Watching these examples, you’ll see that felt-sensing begins with slowing down and pausing. This pausing allows you to sense beyond what you already consciously know about a situation. You can try this kind of pausing and sensing right now, using the word something:
I’m recalling the whole situation about this trip coming up… there’s something about it…
If you’d like more practice, and would like to be guided through a process to cultivate a Focusing attitude, here’s a 10-minute Insight Timer meditation with Focusing trainer Lynn Preston. And this PDF from Leonie Stewart, a counselor and Focusing trainer in New South Wales, describes more elements of the Focusing attitude.
Bringing felt-sensing into your life, hour by hour
In his study report, Dr. Vanhooren wrote that:
We want to help people get to their core issues more quickly, and to help those suffering from death anxiety and a sense of meaninglessness…We are trying to find ways to help people focus more frequently, even in small ways, and also to become more aware of the impact it has in their daily lives.
If you tune in to yourself in a felt-sensing way throughout the day, you will experience a tangible deepening in your sense of self-connection.

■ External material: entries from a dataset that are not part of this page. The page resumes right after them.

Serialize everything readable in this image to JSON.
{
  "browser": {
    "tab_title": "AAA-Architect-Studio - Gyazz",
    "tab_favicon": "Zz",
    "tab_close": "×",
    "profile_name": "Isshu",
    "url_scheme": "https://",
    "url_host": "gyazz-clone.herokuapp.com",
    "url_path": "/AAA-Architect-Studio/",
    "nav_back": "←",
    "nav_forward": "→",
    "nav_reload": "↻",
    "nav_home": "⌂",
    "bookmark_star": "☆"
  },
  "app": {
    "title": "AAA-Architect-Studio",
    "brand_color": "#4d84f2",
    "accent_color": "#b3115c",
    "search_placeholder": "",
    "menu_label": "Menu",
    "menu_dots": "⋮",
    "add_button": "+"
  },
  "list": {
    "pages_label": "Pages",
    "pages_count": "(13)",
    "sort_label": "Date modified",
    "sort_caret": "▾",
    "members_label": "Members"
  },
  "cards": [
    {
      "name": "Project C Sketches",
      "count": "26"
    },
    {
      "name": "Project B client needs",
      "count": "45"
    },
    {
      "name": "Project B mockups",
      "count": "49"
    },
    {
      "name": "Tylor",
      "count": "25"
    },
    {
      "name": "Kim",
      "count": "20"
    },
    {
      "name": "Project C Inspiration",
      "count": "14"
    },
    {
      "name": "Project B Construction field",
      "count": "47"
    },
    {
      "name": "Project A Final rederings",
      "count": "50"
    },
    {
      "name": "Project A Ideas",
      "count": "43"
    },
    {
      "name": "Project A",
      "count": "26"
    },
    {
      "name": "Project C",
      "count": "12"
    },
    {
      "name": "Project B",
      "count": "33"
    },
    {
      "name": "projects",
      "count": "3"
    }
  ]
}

By allowing your decisions to emerge from your whole felt sense of situations in your life, you stay in integrity with your whole self. You will satisfy your sensitive need for meaning, while simultaneously fortifying yourself against anxiety.
Image © 2021 Duke Duchscherer—thank you Duke!
Well, the only aspect of this article that I understand is the comment ‘how is the whole of me experiencing all of this’? I will try to watch the solo focusing session to see if I understand it more. Can focusing help a person determine if they are empath as well as HSP? Like right now, my brain is in effervescent mode (anxiety I suspect), my body is physically fidgety, and my tongue is tingling. I have set a boundary for myself to not have any phone calls or texting after 630pm. My hsp self needs to start to unwind from other people’s emotions and concerns. Well, my brother called today and I had to interrupt his call to go swimming. With covid restrictions still in place, I had to book my swim time and I need my daily exercise. So, I returned his phone call rather late and only ended it at 830pm! so, in a sense I am 2 hours behind in my personal relaxation evening activities. Plus, I have his emotional energy to release from my body and my mind. Is this what ‘felt sense ‘ is?
I finally read a definition of ‘felt sense’ that makes sense to me! ‘vague bodily feelings that are thought to correspond to unresolved emotional conflicts’. Ahh, that makes sense now. Well, to me, my bodily feelings over the years have been nothing but vague. They present themselves quite strongly. Is this method of focusing and connecting with the ‘felt sense’ a way of working through ptsd or ptsd like symptoms? I have read that our bodies can contain emotions for years, deep trauma and subtle trauma. I have also read that our bodies provide a means of releasing trauma by moving them…ie exercise, and depending on the degree of trauma, sometimes gentle exercise like yoga will help, and other times more assertive exercise is needed. ( I have been known to flatten chicken breasts quite well with a meat tenderizer of sorts when I am trying to get out some anger !) And on a brighter note, I recently read how aromatherapy can help with trauma and healing of the amygdala…the body part that seems to be highly active in HSP people. Anyways, I think I understand what ‘felt sense’ is now.
HI S, the felt sense isn’t limited to emotional conflicts. For example, the Mona Lisa has a different whole felt sense than Van Gogh’s Starry Night. In attempting to describe the felt sense of each, you begin to sense the difference.
Inner Relationship Focusing can help with some kinds of trauma in that you can get to know the parts of you holding the trauma, and that relationship shifts things.